Hoje, a Indonésia cresce bastante e, nos últimos seis ano, registraram taxas de crescimento do Produto Interno Bruto entre 4% e 6,9%. Pensando nisso, a Inter já lançou um site em bahasa indonésio, língua oficial do país, e até pode contratar o meio-campista Radja Nainggolan, destaque do Cagliari, e belga de origens indonésias. As outras negociações, porém, devem ser as mesmas especuladas na última janela de transferências, embora o diretor esportivo Marco Branca esteja cotado para deixar o time – Leonardo, segundo rumores, seria favorito para assumir o posto. O efeito Thohir, em termos de contratações, pode ser visto realmente na próxima temporada, como explicam os amigos da Trivela, e há a intenção do magnata em continuar o processo de renovação da equipe.

É bom lembrar que pode mudar também o patrocinador master da equipe. Afinal, nada garante que a Pirelli, que estampa a camisa da Inter desde o início da Era Moratti, em 1995, continua ocupando aquele espaço, e que Thohir e seus sócios não negociem com outra empresa global, que ofereça um contrato melhor. Marco Tronchetti Provera, presidente da Pirelli sempre foi um dos nomes fortes do conselho deliberativo do clube, e deve perder espaço.

Dentro dessa perspectiva, as mudanças internas no clube de Milão devem ser poucas, ao menos nos primeiros anos da parceria entre Thohir, seus sócios e Moratti.
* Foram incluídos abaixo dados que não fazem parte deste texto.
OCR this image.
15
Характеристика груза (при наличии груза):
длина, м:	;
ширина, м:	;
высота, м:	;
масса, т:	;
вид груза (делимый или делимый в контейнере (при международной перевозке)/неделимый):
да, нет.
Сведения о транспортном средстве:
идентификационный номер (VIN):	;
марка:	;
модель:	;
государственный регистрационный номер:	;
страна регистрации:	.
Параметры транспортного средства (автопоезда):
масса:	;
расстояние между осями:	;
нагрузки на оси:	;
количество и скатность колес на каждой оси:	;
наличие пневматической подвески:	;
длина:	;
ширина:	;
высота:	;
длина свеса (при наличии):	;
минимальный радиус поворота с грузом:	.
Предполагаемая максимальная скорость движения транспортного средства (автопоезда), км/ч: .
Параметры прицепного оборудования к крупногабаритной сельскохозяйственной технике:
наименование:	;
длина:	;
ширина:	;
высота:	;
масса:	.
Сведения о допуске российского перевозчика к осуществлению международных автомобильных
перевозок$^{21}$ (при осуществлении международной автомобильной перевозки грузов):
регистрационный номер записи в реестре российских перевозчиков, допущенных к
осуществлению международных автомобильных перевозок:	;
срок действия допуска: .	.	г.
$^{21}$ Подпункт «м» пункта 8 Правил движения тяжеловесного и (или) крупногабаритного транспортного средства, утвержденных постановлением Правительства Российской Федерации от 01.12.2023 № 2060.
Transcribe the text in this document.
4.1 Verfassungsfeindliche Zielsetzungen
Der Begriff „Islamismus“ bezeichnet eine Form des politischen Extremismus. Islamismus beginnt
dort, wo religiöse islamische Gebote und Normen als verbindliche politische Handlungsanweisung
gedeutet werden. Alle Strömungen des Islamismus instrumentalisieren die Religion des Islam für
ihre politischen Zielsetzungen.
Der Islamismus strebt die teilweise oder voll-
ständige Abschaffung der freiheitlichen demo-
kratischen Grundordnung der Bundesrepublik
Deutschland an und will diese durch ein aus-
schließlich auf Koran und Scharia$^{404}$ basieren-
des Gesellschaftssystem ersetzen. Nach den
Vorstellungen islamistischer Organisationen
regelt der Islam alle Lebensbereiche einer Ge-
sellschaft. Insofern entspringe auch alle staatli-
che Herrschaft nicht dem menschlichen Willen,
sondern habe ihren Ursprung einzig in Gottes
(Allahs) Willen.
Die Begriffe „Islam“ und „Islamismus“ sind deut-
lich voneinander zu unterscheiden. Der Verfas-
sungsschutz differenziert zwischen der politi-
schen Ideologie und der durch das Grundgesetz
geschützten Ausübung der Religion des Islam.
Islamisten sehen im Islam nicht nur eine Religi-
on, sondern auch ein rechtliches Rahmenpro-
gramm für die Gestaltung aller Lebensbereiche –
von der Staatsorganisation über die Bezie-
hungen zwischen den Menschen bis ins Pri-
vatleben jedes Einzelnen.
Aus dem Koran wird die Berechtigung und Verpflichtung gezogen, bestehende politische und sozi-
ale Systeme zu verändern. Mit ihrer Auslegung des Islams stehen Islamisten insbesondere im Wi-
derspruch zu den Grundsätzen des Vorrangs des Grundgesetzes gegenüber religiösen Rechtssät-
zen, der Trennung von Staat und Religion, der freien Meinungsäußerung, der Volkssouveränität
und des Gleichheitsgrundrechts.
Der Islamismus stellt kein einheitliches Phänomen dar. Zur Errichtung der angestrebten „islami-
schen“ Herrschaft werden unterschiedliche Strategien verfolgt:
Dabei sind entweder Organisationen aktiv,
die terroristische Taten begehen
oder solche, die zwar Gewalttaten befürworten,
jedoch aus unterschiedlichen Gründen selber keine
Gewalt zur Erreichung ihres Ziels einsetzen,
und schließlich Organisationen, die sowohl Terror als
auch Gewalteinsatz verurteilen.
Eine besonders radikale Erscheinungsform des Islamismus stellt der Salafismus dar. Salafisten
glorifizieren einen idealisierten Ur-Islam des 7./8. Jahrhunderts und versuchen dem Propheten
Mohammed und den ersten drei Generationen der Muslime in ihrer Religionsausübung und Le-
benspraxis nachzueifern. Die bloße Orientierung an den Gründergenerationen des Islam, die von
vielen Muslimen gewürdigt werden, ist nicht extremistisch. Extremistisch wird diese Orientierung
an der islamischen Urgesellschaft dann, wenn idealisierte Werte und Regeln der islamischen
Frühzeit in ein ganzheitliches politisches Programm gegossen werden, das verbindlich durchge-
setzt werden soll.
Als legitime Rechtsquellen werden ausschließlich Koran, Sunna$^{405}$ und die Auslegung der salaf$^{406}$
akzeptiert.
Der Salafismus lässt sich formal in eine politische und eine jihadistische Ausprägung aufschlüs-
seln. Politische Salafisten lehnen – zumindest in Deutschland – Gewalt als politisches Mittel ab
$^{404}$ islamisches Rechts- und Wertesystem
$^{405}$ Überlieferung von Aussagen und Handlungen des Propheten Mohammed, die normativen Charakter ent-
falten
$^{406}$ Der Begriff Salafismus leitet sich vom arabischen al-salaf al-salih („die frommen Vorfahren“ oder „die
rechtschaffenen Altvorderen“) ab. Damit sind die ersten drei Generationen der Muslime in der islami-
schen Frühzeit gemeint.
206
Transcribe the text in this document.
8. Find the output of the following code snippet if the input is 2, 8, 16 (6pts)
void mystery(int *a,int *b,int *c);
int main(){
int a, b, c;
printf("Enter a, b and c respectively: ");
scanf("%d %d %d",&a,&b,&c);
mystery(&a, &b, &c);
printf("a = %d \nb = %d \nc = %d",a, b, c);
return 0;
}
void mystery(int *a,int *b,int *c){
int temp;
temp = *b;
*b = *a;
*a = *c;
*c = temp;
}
Num primeiro momento, a Inter se vale mais de um desafogo nas finanças e mais destaque na Ásia, preparando o terreno para investimentos para a construção do novo estádio, que pode ficar pronto até 2017, na zona leste de Milão – longe do San Siro, que fica na parte oeste. Para tanto, emplacar a volta à Liga dos Campeões já na próxima temporada seria fundamental e poderia, ainda, animar Thohir a abrir o bolso em seu primeiro mercado, contratando nomes de peso e jovens de grande perspectiva. É tempo de unir a paixão às lógicas de mercado, mas, principalmente, de ter paciência.